In set theory, a field of mathematics, the Burali-Forti paradox demonstrates that naïvely constructing "the set of all ordinal numbers" leads to a contradiction and therefore shows an antinomy in a system that allows its construction. It is named after Cesare Burali-Forti, who in 1897 published a paper proving a theorem which, unknown to him, contradicted a previously proved result. Bertrand Russell subsequently noticed the contradiction, and when he published it, he stated that it had been suggested to him by Burali-Forti's paper, with the result that it came to be known by Burali-Forti's name.[1]

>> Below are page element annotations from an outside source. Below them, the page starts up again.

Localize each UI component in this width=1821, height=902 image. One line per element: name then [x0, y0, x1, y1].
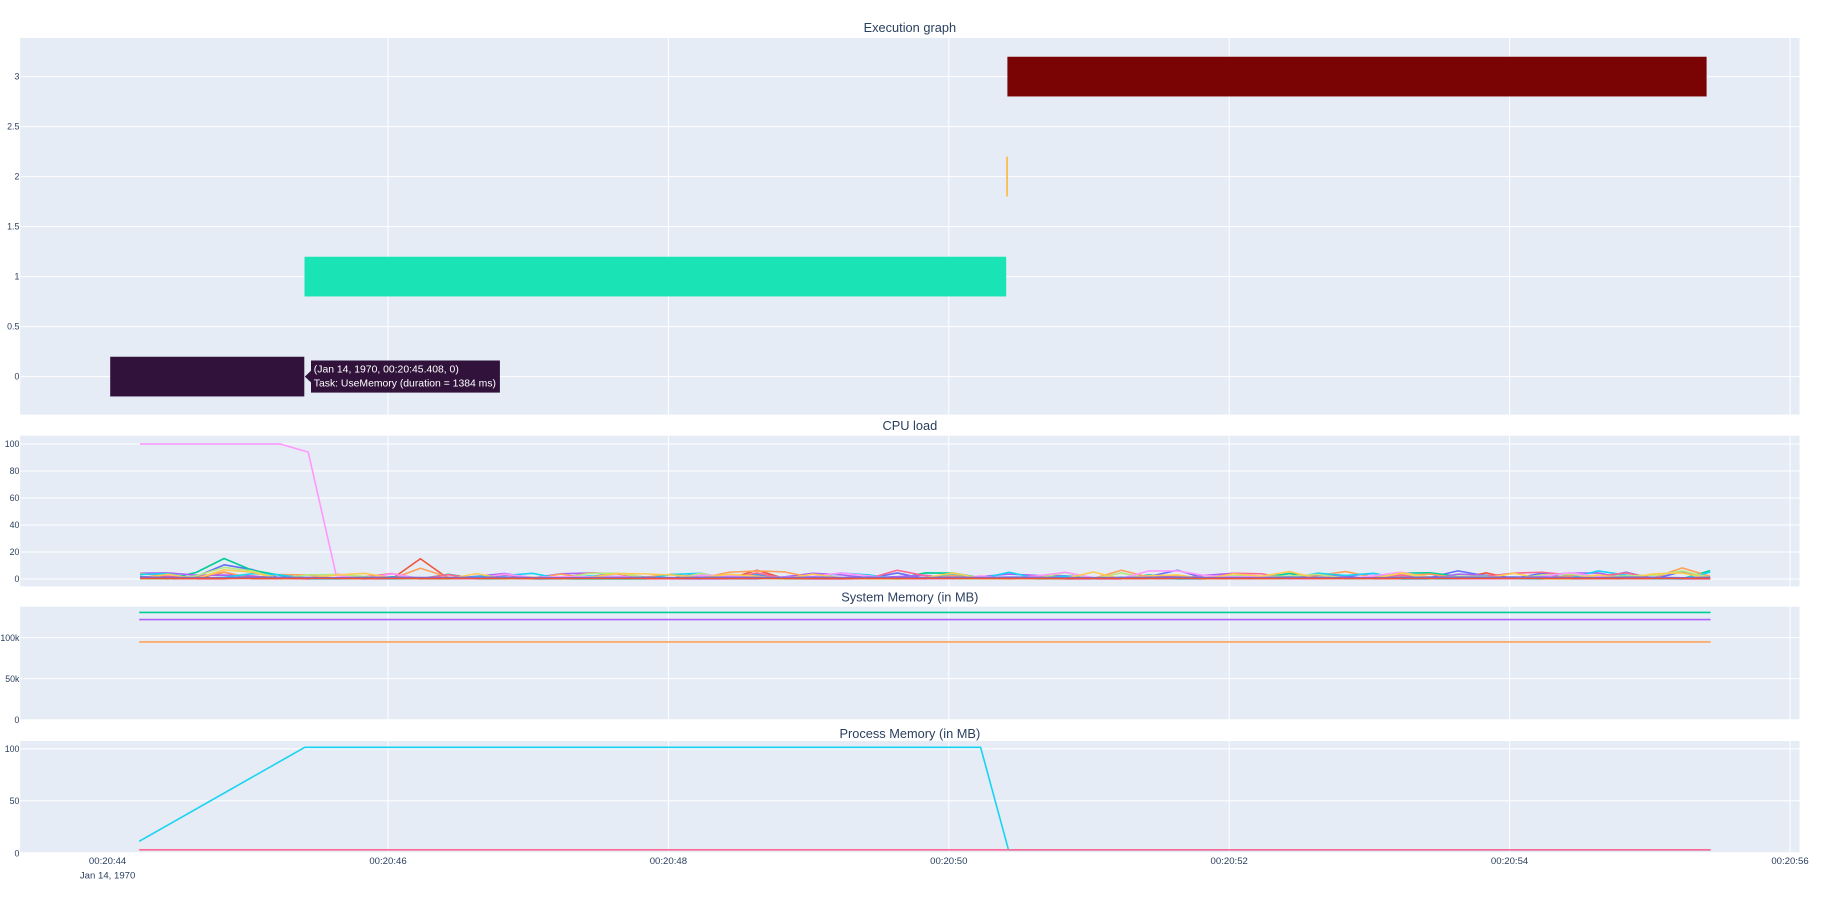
svg-text:0: 0 — [14, 372, 19, 382]
svg-text:Task: UseMemory (duration = 13: Task: UseMemory (duration = 1384 ms) — [314, 378, 496, 389]
svg-text:(Jan 14, 1970, 00:20:45.408, 0: (Jan 14, 1970, 00:20:45.408, 0) — [314, 364, 459, 375]
svg-text:2.5: 2.5 — [7, 122, 19, 132]
svg-text:00:20:46: 00:20:46 — [369, 856, 406, 867]
svg-text:100: 100 — [5, 439, 20, 449]
svg-text:Process Memory (in MB): Process Memory (in MB) — [839, 726, 980, 741]
svg-text:0: 0 — [14, 715, 19, 725]
svg-text:Jan 14, 1970: Jan 14, 1970 — [80, 870, 135, 881]
svg-text:00:20:52: 00:20:52 — [1211, 856, 1248, 867]
svg-text:00:20:50: 00:20:50 — [930, 856, 967, 867]
svg-text:1.5: 1.5 — [7, 222, 19, 232]
svg-text:00:20:54: 00:20:54 — [1491, 856, 1529, 867]
svg-text:80: 80 — [10, 466, 20, 476]
svg-text:CPU load: CPU load — [882, 418, 937, 433]
svg-text:Execution graph: Execution graph — [864, 20, 956, 35]
svg-text:60: 60 — [10, 493, 20, 503]
svg-text:2: 2 — [14, 172, 19, 182]
svg-text:100k: 100k — [0, 633, 20, 643]
svg-text:0.5: 0.5 — [7, 322, 19, 332]
svg-text:00:20:48: 00:20:48 — [650, 856, 687, 867]
svg-text:System Memory (in MB): System Memory (in MB) — [841, 589, 978, 604]
svg-text:00:20:56: 00:20:56 — [1771, 856, 1808, 867]
svg-text:0: 0 — [14, 574, 19, 584]
svg-text:0: 0 — [14, 849, 19, 859]
svg-text:00:20:44: 00:20:44 — [89, 856, 127, 867]
svg-text:1: 1 — [14, 272, 19, 282]
svg-text:50: 50 — [10, 796, 20, 806]
svg-text:50k: 50k — [5, 674, 20, 684]
svg-text:40: 40 — [10, 520, 20, 530]
svg-text:3: 3 — [14, 72, 19, 82]
svg-text:100: 100 — [5, 744, 20, 754]
svg-text:20: 20 — [10, 547, 20, 557]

Stated in terms of von Neumann ordinals

Let \Omega be the "set" of all ordinals. Since \Omega carries all properties of an ordinal number, it is an ordinal number itself. We can therefore construct its successor \Omega + 1, which is strictly greater than \Omega. However, this ordinal number must be an element of \Omega, since \Omega contains all ordinal numbers. Finally, we arrive at

\Omega < \Omega + 1 and \Omega + 1 < \Omega.

Stated more generally

The version of the paradox above is anachronistic, because it presupposes the definition of the ordinals due to John von Neumann, under which each ordinal is the set of all preceding ordinals, which was not known at the time the paradox was framed by Burali-Forti. Here is an account with fewer presuppositions: suppose that we associate with each well-ordering an object called its "order type" in an unspecified way (the order types are the ordinal numbers). The "order types" (ordinal numbers) themselves are well-ordered in a natural way, and this well-ordering must have an order type \Omega. It is easily shown in naïve set theory (and remains true in ZFC but not in New Foundations) that the order type of all ordinal numbers less than a fixed \alpha is \alpha itself. So the order type of all ordinal numbers less than \Omega is \Omega itself. But this means that \Omega, being the order type of a proper initial segment of the ordinals, is strictly less than the order type of all the ordinals, but the latter is \Omega itself by definition. This is a contradiction.

If we use the von Neumann definition, under which each ordinal is identified as the set of all preceding ordinals, the paradox is unavoidable: the offending proposition that the order type of all ordinal numbers less than a fixed \alpha is \alpha itself must be true. The collection of von Neumann ordinals, like the collection in the Russell paradox, cannot be a set in any set theory with classical logic. But the collection of order types in New Foundations (defined as equivalence classes of well-orderings under similarity) is actually a set, and the paradox is avoided because the order type of the ordinals less than \Omega turns out not to be \Omega.

Resolution of the paradox

Modern axiomatic set theory such as ZF and ZFC circumvents this antinomy by simply not allowing construction of sets with unrestricted comprehension terms like "all sets with the property P", as it was for example possible in Gottlob Frege's axiom system. New Foundations uses a different solution.